The government benefits have become more elusive for the migrants who, despite earning their livelihoods in the city, often keep their identity cards on the village address. Many of them are in a dilemma putting either foot on two regions—rural and urban. Migrants are, therefore, hardly entitled to receive government benefits except some charities given by the municipalities, NGOs, and other philanthropic associations. When I talked with few people over the phone, I understood that they were lamenting how, had they been able to commute to the villages, they could have collected their free rations including vegetables for daily use (provisionally arranged for managing the lockdown effects). The slum dwellers, who had once migrated to Kolkata from villages in search of livelihood, are rethinking the option of returning to the rural regions at least for this emergency period because the villagers in Sundarbans manage their lives better. Although rural people cannot market their products like paddy, vegetables, and fishes, they can use these products for home consumption and for ‘barter exchange’ with each other. The villagers do not witness disruptions in agricultural activities as they mostly depend on family or neighbourhood labour. They are, therefore, raising the alarm in tune with their counterparts in the city slums, ‘how do they save their lives without protecting their livelihoods?’

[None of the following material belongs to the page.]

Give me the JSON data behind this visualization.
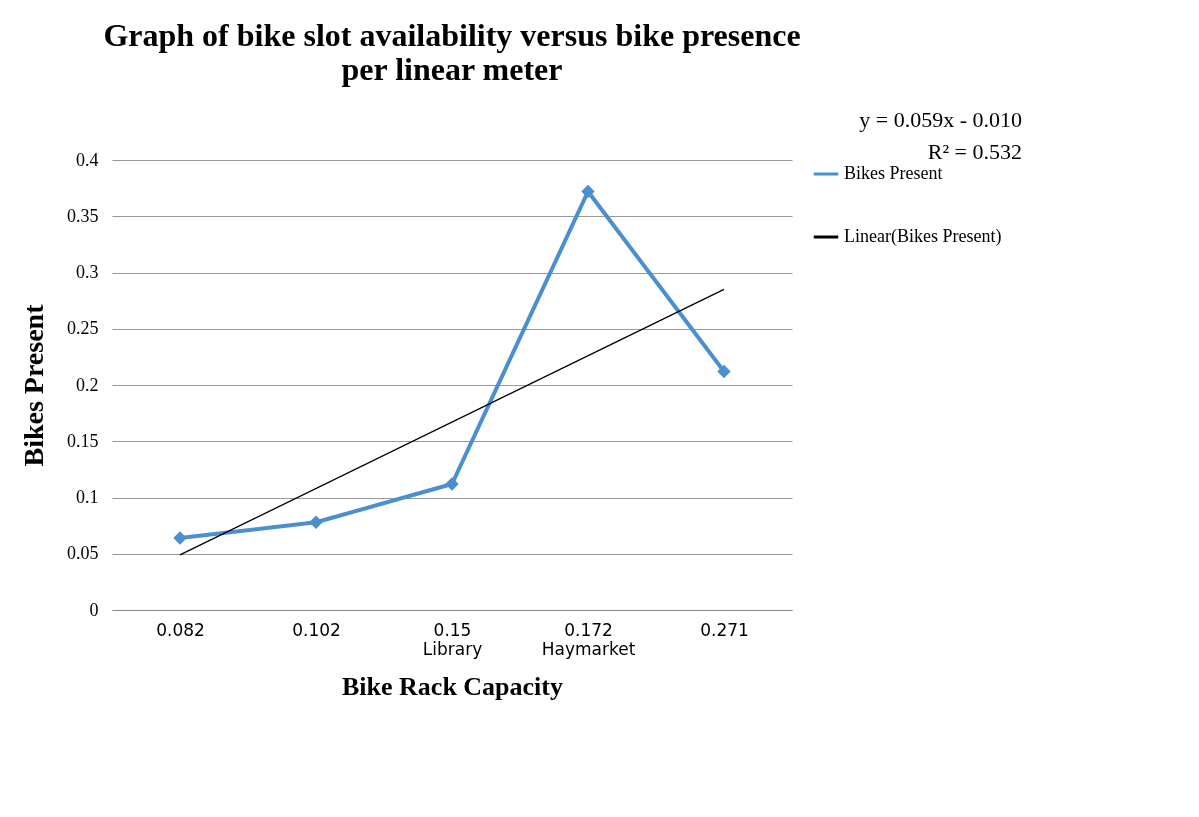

The villagers who possess local identity papers, like everyone in the state, are entitled now to free essential food materials. For the first time, people are witnessing public distribution without corruption. Even the leaders of the opposition party of a village informed me that the distribution of rations now works well. How did the Covid-19 achieve this positive result when the Aila cyclone and its aftermath failed to evade corruption? What made the people at least in some places to deliver justice? One answer that comes to my mind is that there is less corruption this time since everyone is entitled to the same governmental benefit. However, only a long-term observation of the politics of distribution could shed more light on these questions. While I note that the villagers in the Sundarbans are managing their lives comparatively well, I am troubled by a phenomenon that is emerging in other parts of West Bengal. In some parts of rural West Bengal, the overenthusiastic villagers are putting up fences to separate themselves from the Muslim villagers; so, the term Covid-19 is used in some places synonymously with the Muslim community.